Mais le temps passait, et les vacances venaient à échéance. Dix semaines s’étaient déjà écoulées. Omar devait retourner à Londres et j’avais des valises à préparer pour rejoindre l’Université de Montréal au Canada. J’avais fêté la nouvelle avec lui la veille. Le consulat m’avait demandé de leur envoyer mon passeport, confirmant mon succès à la recherche du visa étudiant. Le lendemain pourtant, sur le chemin qui nous y menaient, ma mère a reçu un appel de l’hôpital où j’avais effectué ma visite médicale. Il se trouvait à cinq minutes du consulat. Nous décidâmes d’y faire un stop avant de poursuivre notre journée.

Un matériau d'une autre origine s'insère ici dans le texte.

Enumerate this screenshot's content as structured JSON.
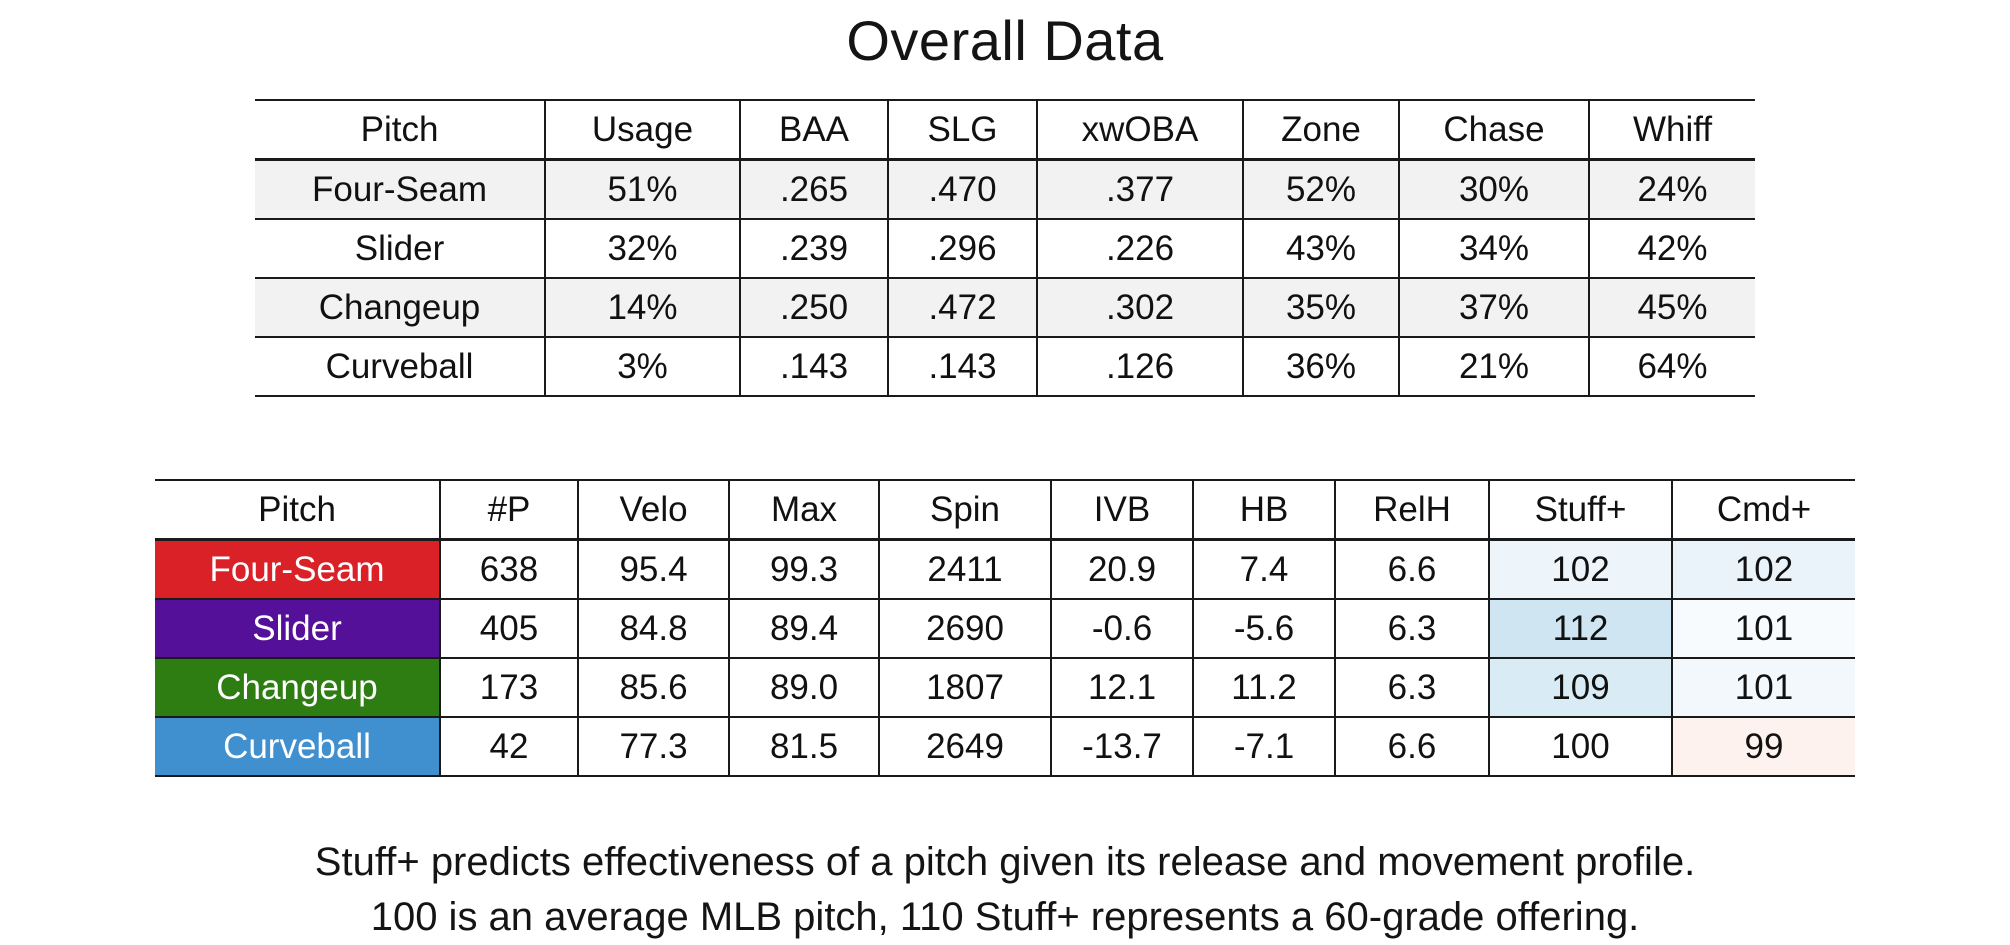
{
  "title": "Overall Data",
  "chart_data": [
    {
      "type": "table",
      "title": "Overall Data",
      "columns": [
        "Pitch",
        "Usage",
        "BAA",
        "SLG",
        "xwOBA",
        "Zone",
        "Chase",
        "Whiff"
      ],
      "rows": [
        [
          "Four-Seam",
          "51%",
          ".265",
          ".470",
          ".377",
          "52%",
          "30%",
          "24%"
        ],
        [
          "Slider",
          "32%",
          ".239",
          ".296",
          ".226",
          "43%",
          "34%",
          "42%"
        ],
        [
          "Changeup",
          "14%",
          ".250",
          ".472",
          ".302",
          "35%",
          "37%",
          "45%"
        ],
        [
          "Curveball",
          "3%",
          ".143",
          ".143",
          ".126",
          "36%",
          "21%",
          "64%"
        ]
      ]
    },
    {
      "type": "table",
      "columns": [
        "Pitch",
        "#P",
        "Velo",
        "Max",
        "Spin",
        "IVB",
        "HB",
        "RelH",
        "Stuff+",
        "Cmd+"
      ],
      "rows": [
        {
          "pitch": "Four-Seam",
          "color": "#d92127",
          "values": [
            "638",
            "95.4",
            "99.3",
            "2411",
            "20.9",
            "7.4",
            "6.6",
            "102",
            "102"
          ],
          "stuff_bg": "#edf4fa",
          "cmd_bg": "#eaf3fa"
        },
        {
          "pitch": "Slider",
          "color": "#541099",
          "values": [
            "405",
            "84.8",
            "89.4",
            "2690",
            "-0.6",
            "-5.6",
            "6.3",
            "112",
            "101"
          ],
          "stuff_bg": "#cfe6f2",
          "cmd_bg": "#f7fbfd"
        },
        {
          "pitch": "Changeup",
          "color": "#2d7d12",
          "values": [
            "173",
            "85.6",
            "89.0",
            "1807",
            "12.1",
            "11.2",
            "6.3",
            "109",
            "101"
          ],
          "stuff_bg": "#d9ecf5",
          "cmd_bg": "#f2f8fc"
        },
        {
          "pitch": "Curveball",
          "color": "#4090d0",
          "values": [
            "42",
            "77.3",
            "81.5",
            "2649",
            "-13.7",
            "-7.1",
            "6.6",
            "100",
            "99"
          ],
          "stuff_bg": "#ffffff",
          "cmd_bg": "#fdf2ed"
        }
      ]
    }
  ],
  "footnote": {
    "line1": "Stuff+ predicts effectiveness of a pitch given its release and movement profile.",
    "line2": "100 is an average MLB pitch, 110 Stuff+ represents a 60-grade offering."
  }
}
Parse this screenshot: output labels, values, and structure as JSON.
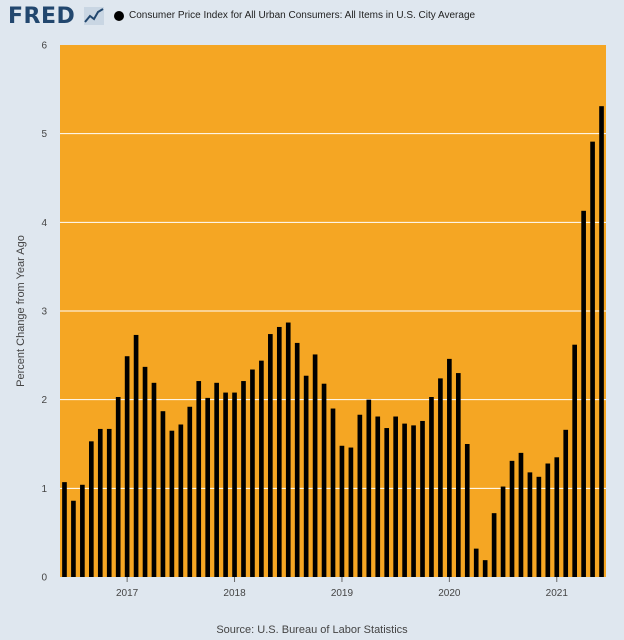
{
  "header": {
    "logo_text": "FRED",
    "logo_icon": "line-graph-icon",
    "legend_label": "Consumer Price Index for All Urban Consumers: All Items in U.S. City Average"
  },
  "source_note": "Source: U.S. Bureau of Labor Statistics",
  "colors": {
    "plot_background": "#f5a623",
    "page_background": "#dfe7ef",
    "bar": "#000000",
    "gridline": "#ffffff",
    "logo": "#22476e"
  },
  "chart_data": {
    "type": "bar",
    "title": "Consumer Price Index for All Urban Consumers: All Items in U.S. City Average",
    "xlabel": "",
    "ylabel": "Percent Change from Year Ago",
    "ylim": [
      0,
      6
    ],
    "yticks": [
      0,
      1,
      2,
      3,
      4,
      5,
      6
    ],
    "grid": true,
    "legend": "top-left",
    "xtick_labels": [
      {
        "label": "2017",
        "category": "2017-01"
      },
      {
        "label": "2018",
        "category": "2018-01"
      },
      {
        "label": "2019",
        "category": "2019-01"
      },
      {
        "label": "2020",
        "category": "2020-01"
      },
      {
        "label": "2021",
        "category": "2021-01"
      }
    ],
    "categories": [
      "2016-06",
      "2016-07",
      "2016-08",
      "2016-09",
      "2016-10",
      "2016-11",
      "2016-12",
      "2017-01",
      "2017-02",
      "2017-03",
      "2017-04",
      "2017-05",
      "2017-06",
      "2017-07",
      "2017-08",
      "2017-09",
      "2017-10",
      "2017-11",
      "2017-12",
      "2018-01",
      "2018-02",
      "2018-03",
      "2018-04",
      "2018-05",
      "2018-06",
      "2018-07",
      "2018-08",
      "2018-09",
      "2018-10",
      "2018-11",
      "2018-12",
      "2019-01",
      "2019-02",
      "2019-03",
      "2019-04",
      "2019-05",
      "2019-06",
      "2019-07",
      "2019-08",
      "2019-09",
      "2019-10",
      "2019-11",
      "2019-12",
      "2020-01",
      "2020-02",
      "2020-03",
      "2020-04",
      "2020-05",
      "2020-06",
      "2020-07",
      "2020-08",
      "2020-09",
      "2020-10",
      "2020-11",
      "2020-12",
      "2021-01",
      "2021-02",
      "2021-03",
      "2021-04",
      "2021-05",
      "2021-06"
    ],
    "values": [
      1.07,
      0.86,
      1.04,
      1.53,
      1.67,
      1.67,
      2.03,
      2.49,
      2.73,
      2.37,
      2.19,
      1.87,
      1.65,
      1.72,
      1.92,
      2.21,
      2.02,
      2.19,
      2.08,
      2.08,
      2.21,
      2.34,
      2.44,
      2.74,
      2.82,
      2.87,
      2.64,
      2.27,
      2.51,
      2.18,
      1.9,
      1.48,
      1.46,
      1.83,
      2.0,
      1.81,
      1.68,
      1.81,
      1.73,
      1.71,
      1.76,
      2.03,
      2.24,
      2.46,
      2.3,
      1.5,
      0.32,
      0.19,
      0.72,
      1.02,
      1.31,
      1.4,
      1.18,
      1.13,
      1.28,
      1.35,
      1.66,
      2.62,
      4.13,
      4.91,
      5.31
    ]
  }
}
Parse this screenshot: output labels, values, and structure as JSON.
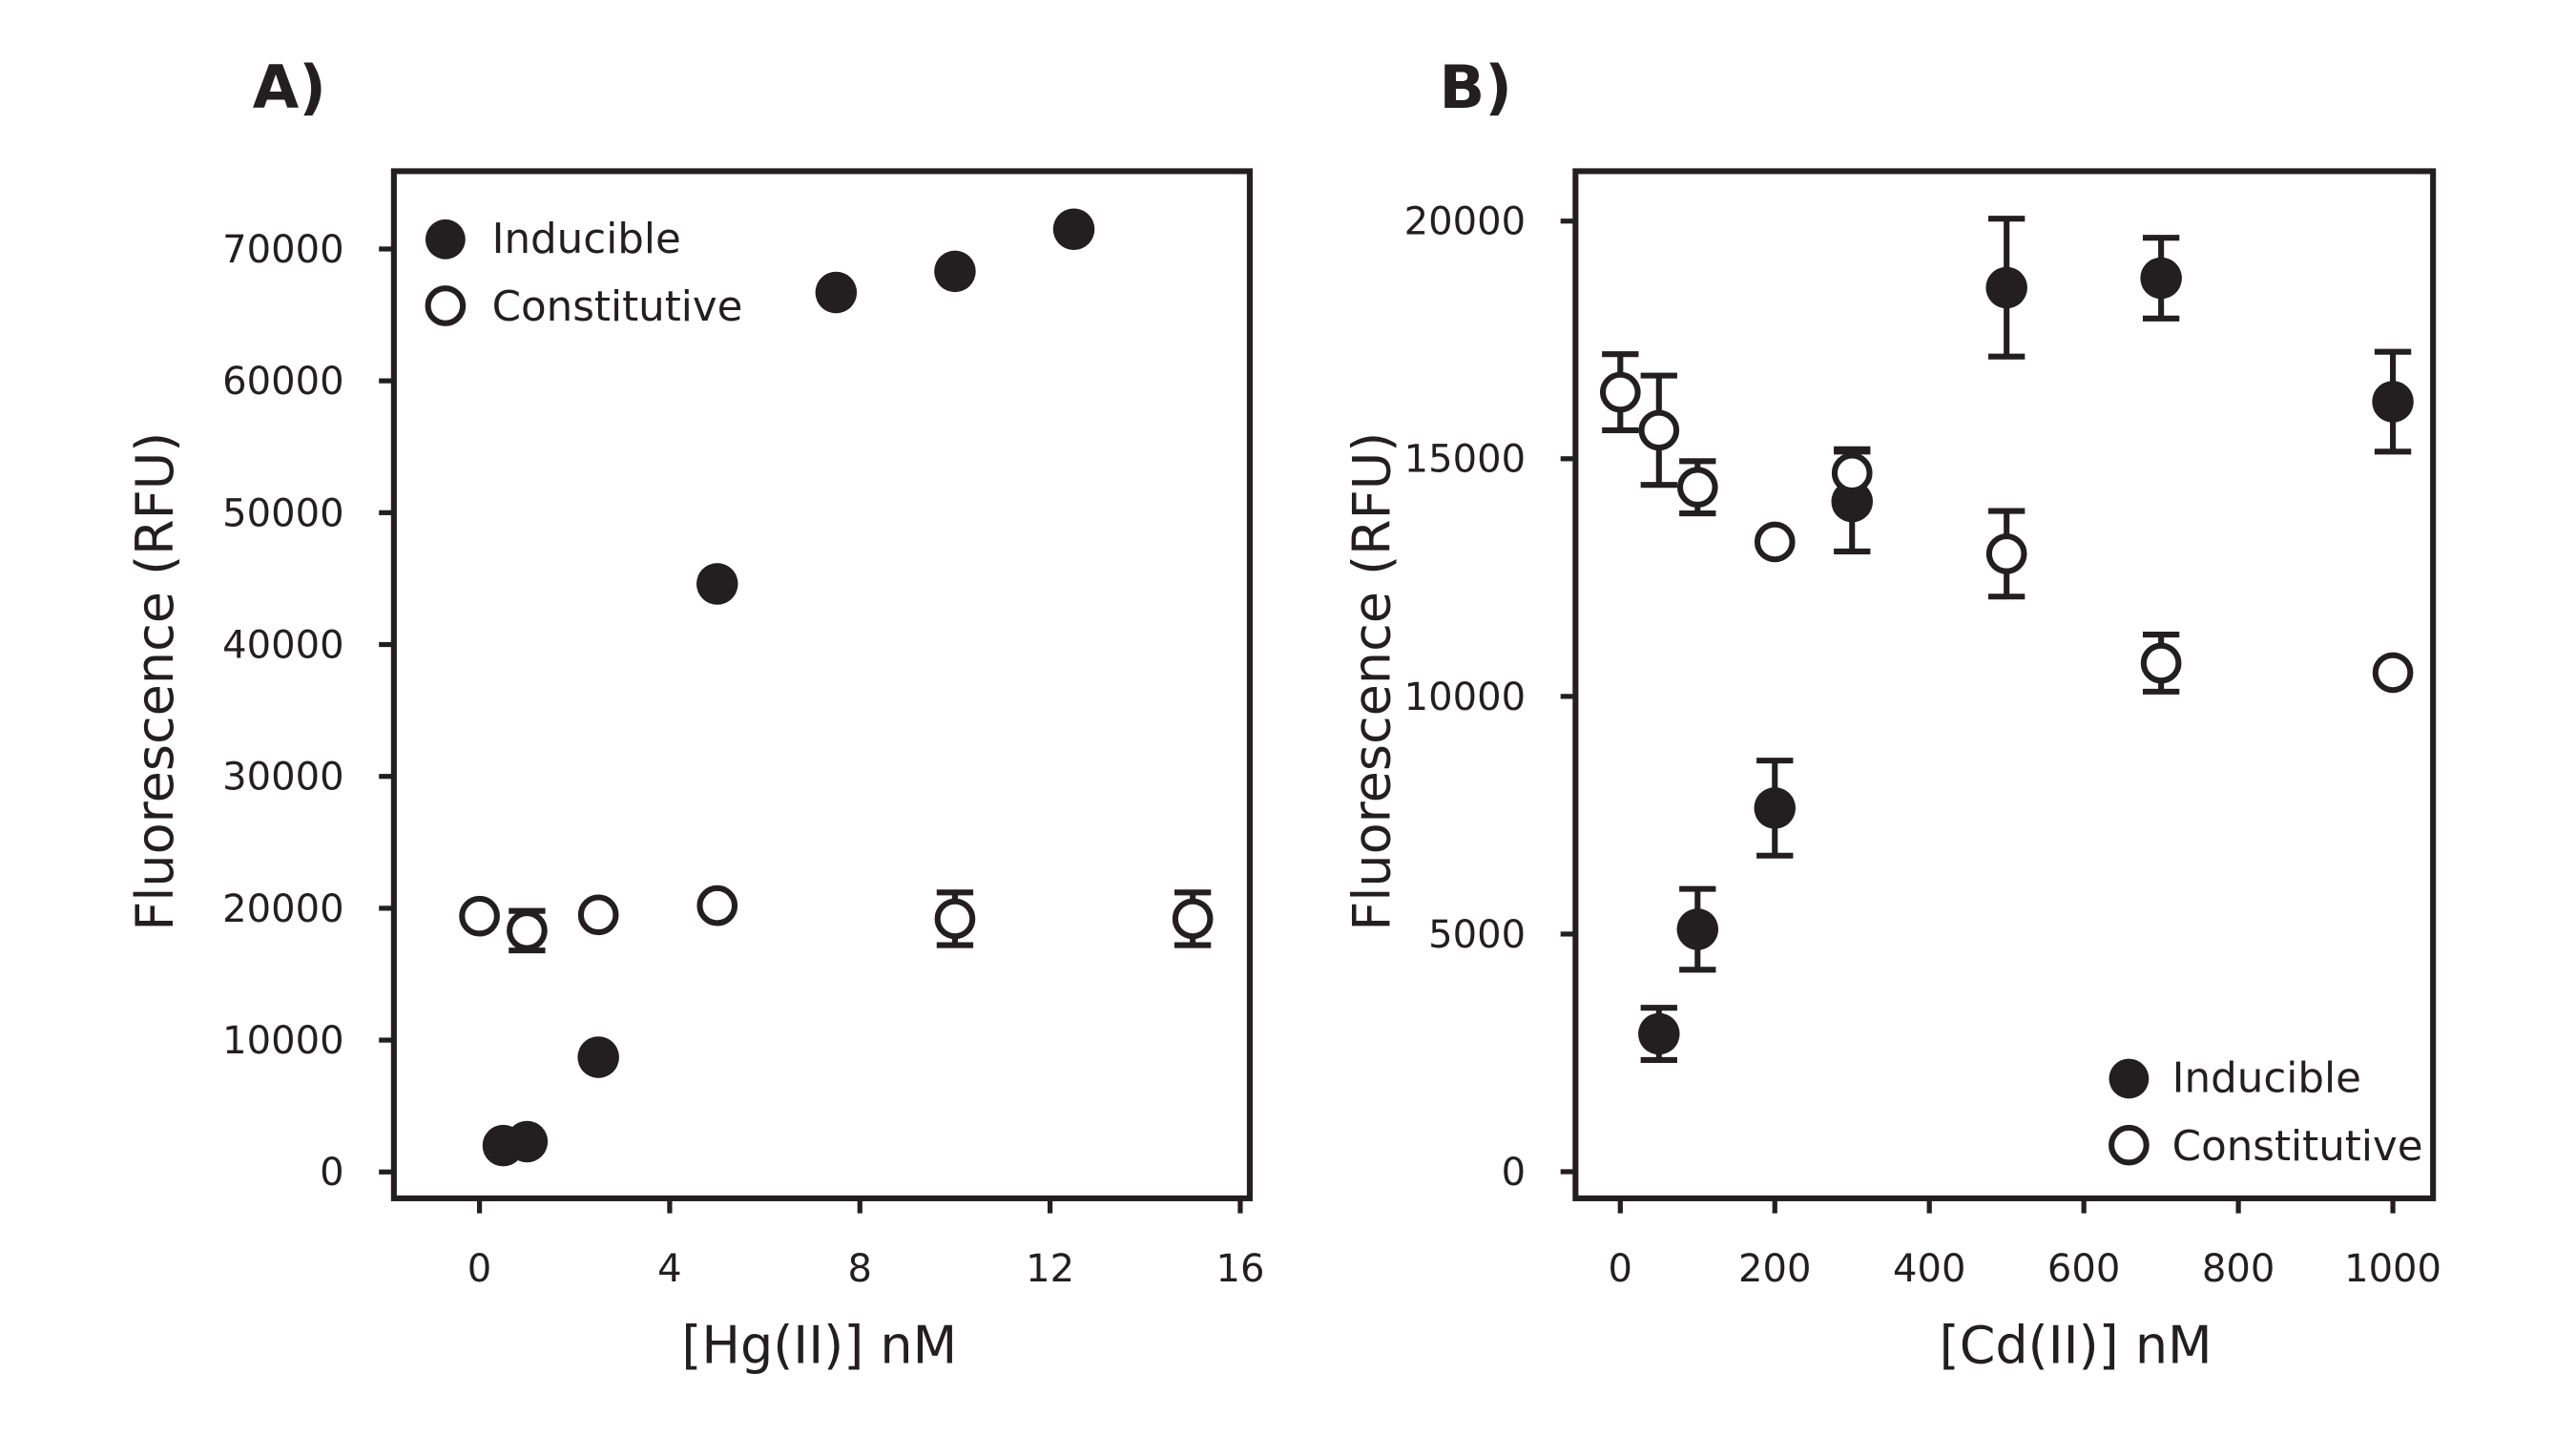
{
  "chart_data": [
    {
      "type": "scatter",
      "panel_label": "A)",
      "xlabel": "[Hg(II)] nM",
      "ylabel": "Fluorescence (RFU)",
      "xlim": [
        -1.8,
        16.2
      ],
      "ylim": [
        -2000,
        75900
      ],
      "xticks": [
        0,
        4,
        8,
        12,
        16
      ],
      "yticks": [
        0,
        10000,
        20000,
        30000,
        40000,
        50000,
        60000,
        70000
      ],
      "grid": false,
      "legend_position": "top-left",
      "series": [
        {
          "name": "Inducible",
          "marker": "filled-circle",
          "x": [
            0.5,
            1,
            2.5,
            5,
            7.5,
            10,
            12.5
          ],
          "y": [
            2000,
            2300,
            8700,
            44600,
            66700,
            68300,
            71500
          ],
          "err": [
            0,
            0,
            0,
            0,
            0,
            0,
            0
          ]
        },
        {
          "name": "Constitutive",
          "marker": "open-circle",
          "x": [
            0,
            1,
            2.5,
            5,
            10,
            15
          ],
          "y": [
            19400,
            18300,
            19500,
            20200,
            19200,
            19200
          ],
          "err": [
            0,
            1500,
            0,
            0,
            2000,
            2000
          ]
        }
      ]
    },
    {
      "type": "scatter",
      "panel_label": "B)",
      "xlabel": "[Cd(II)] nM",
      "ylabel": "Fluorescence (RFU)",
      "xlim": [
        -58,
        1052
      ],
      "ylim": [
        -560,
        21050
      ],
      "xticks": [
        0,
        200,
        400,
        600,
        800,
        1000
      ],
      "yticks": [
        0,
        5000,
        10000,
        15000,
        20000
      ],
      "grid": false,
      "legend_position": "bottom-right",
      "series": [
        {
          "name": "Inducible",
          "marker": "filled-circle",
          "x": [
            50,
            100,
            200,
            300,
            500,
            700,
            1000
          ],
          "y": [
            2900,
            5100,
            7650,
            14100,
            18600,
            18800,
            16200
          ],
          "err": [
            550,
            850,
            1000,
            1050,
            1450,
            850,
            1050
          ]
        },
        {
          "name": "Constitutive",
          "marker": "open-circle",
          "x": [
            0,
            50,
            100,
            200,
            300,
            500,
            700,
            1000
          ],
          "y": [
            16400,
            15600,
            14400,
            13250,
            14700,
            13000,
            10700,
            10500
          ],
          "err": [
            800,
            1150,
            550,
            0,
            500,
            900,
            600,
            0
          ]
        }
      ]
    }
  ],
  "colors": {
    "ink": "#231f20",
    "background": "#ffffff"
  }
}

Le médecin ne fit pas de faux-fuyant et placarda sans tâtonnement le test de prise de sang qui indiquait ma grossesse. C’est un « détail » qui leur avait échappé et qui devait faire l’objet d’une correction auprès du consulat. Mon état compromettait évidemment mes chances d’obtenir le visa mais c’était le cadet des soucis de maman. La gifle retentissante qu’elle m’a administrée m’a littéralement fait valser à l’autre bout du bureau du médecin.


Elle n’eut pas besoin de me menacer pour que je lui donne le nom de l’auteur de ma grossesse. Elle a immédiatement appelé Justine pour avoir le numéro de François et connaître l’adresse d’Omar.


Nous y avons débarqué, elle devant, le souffle entrecoupé et les yeux injectés de sang ; moi derrière, tenant à peine sur mes jambes et encore sonnée par la bastonnade qui a suivi la gifle dans le bureau du médecin.


L’appartement était calme et les murs extérieurs sentaient encore la peinture fraîche. Sur le troisième coup de sonnerie appuyé de maman, la porte s’ouvrit sur une jeune fille aux mains noircies de henné. Elle nous indiqua sourire aux lèvres, que l’homme que nous cherchions à voir, Omar son mari, ne rentrerait de ses courses qu’à la tombée de la nuit.